Guide to Subprime Mortgages

Guide to Subprime Mortgages
What is a Subprime Mortgage?

• A subprime mortgage, in finance, refers to the product of subprime lending. This process involves the delivery of loans to individuals who have difficulty maintaining their mortgage repayment schedule or other significant debts. As a result, these loans are categorized, to offset the implied risk associated, by higher interest rates and less favorable terms. 
• Those in favor of subprime mortgages and subprime lending state that the practice offers credit to people who would otherwise be rejected from obtaining a mortgage. Those who obtain subprime mortgages typically possess a low credit rating and more specifically: limited debt experience, no possession of property assets that can be used as collateral, excessive debts, a history of late or missed payments and the possible presence of legal judgments, such as bankruptcy filings or “orders to pay.”
• A lender of a subprime mortgage will determine risk and the size of the proposed loan. When constructing the subprime loan the lender will also structure the repayment obligation. The following structures (repayment plans) may be attached to a subprime loan: an Endowment mortgage interest only loan, a standard repayment loan, a credit card limit or an amortized loan. 

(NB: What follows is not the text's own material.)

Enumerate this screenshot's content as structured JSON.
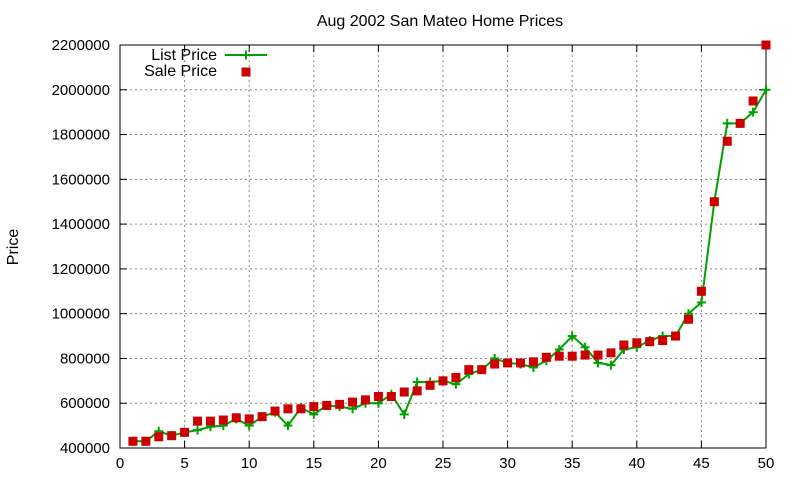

Subprime Lending in the United States:
• Although there is no standard definition in the United States, subprime lending is typically classified as those loans offered to individuals with a FICO score below 640. The term, subprime lending, was made popular by the media during the Subprime mortgage crisis and credit crunch of 2007-2008.
• The primary difference between a subprime mortgage or loan and regular loans is the borrower’s credit history. Those borrowers with outstanding records of payment (both in regards to on time and in full) will get what is referred to as an A-graded paper loan. Borrowers with less than perfect credit scores will be given lower-graded paper loans; these extensions of credit will be attached with higher interest rates and unfavorable terms. 

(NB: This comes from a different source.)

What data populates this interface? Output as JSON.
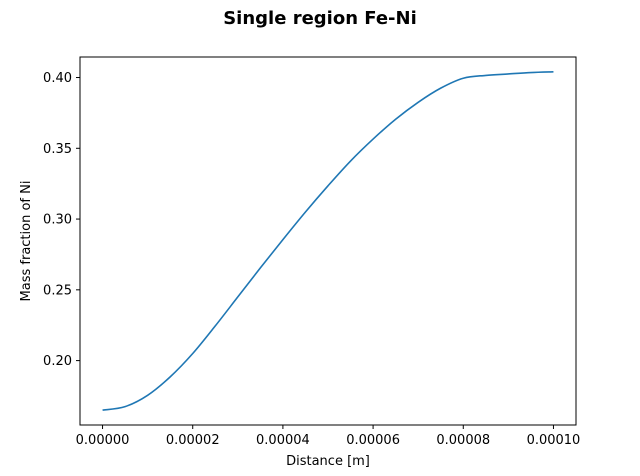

The Subprime Mortgage Crisis:
• The United States subprime mortgage crisis occurred in 2007 and 2008 and was characterized by a rise in the number of subprime defaults, foreclosures and the subsequent decline of securities backing mortgages. 
• During this time, nearly 80% of mortgages issued in the United States were given to subprime lenders in the form of adjustable-rate mortgages. When real estate prices peaked in the middle of the decade, refinancing was difficult to achieve. When the adjustable-rate mortgages reset at higher interest rates, the number of defaults soared. Those securities backed with mortgages, including subprime mortgage bundles (typically held by financial institutions) became worthless. This led to a domino effect of cataclysmic events, including an unwillingness of global investors to purchase mortgage-backed debt and other asset-backed securities. 
• The subprime mortgage crisis was triggered, in general, for two reasons: the bursting of the housing bubble which peaked in 2005 and 2006 and the deregulation of the real estate market—mortgages were lent, at absurd rates, to individuals who were living beyond their means.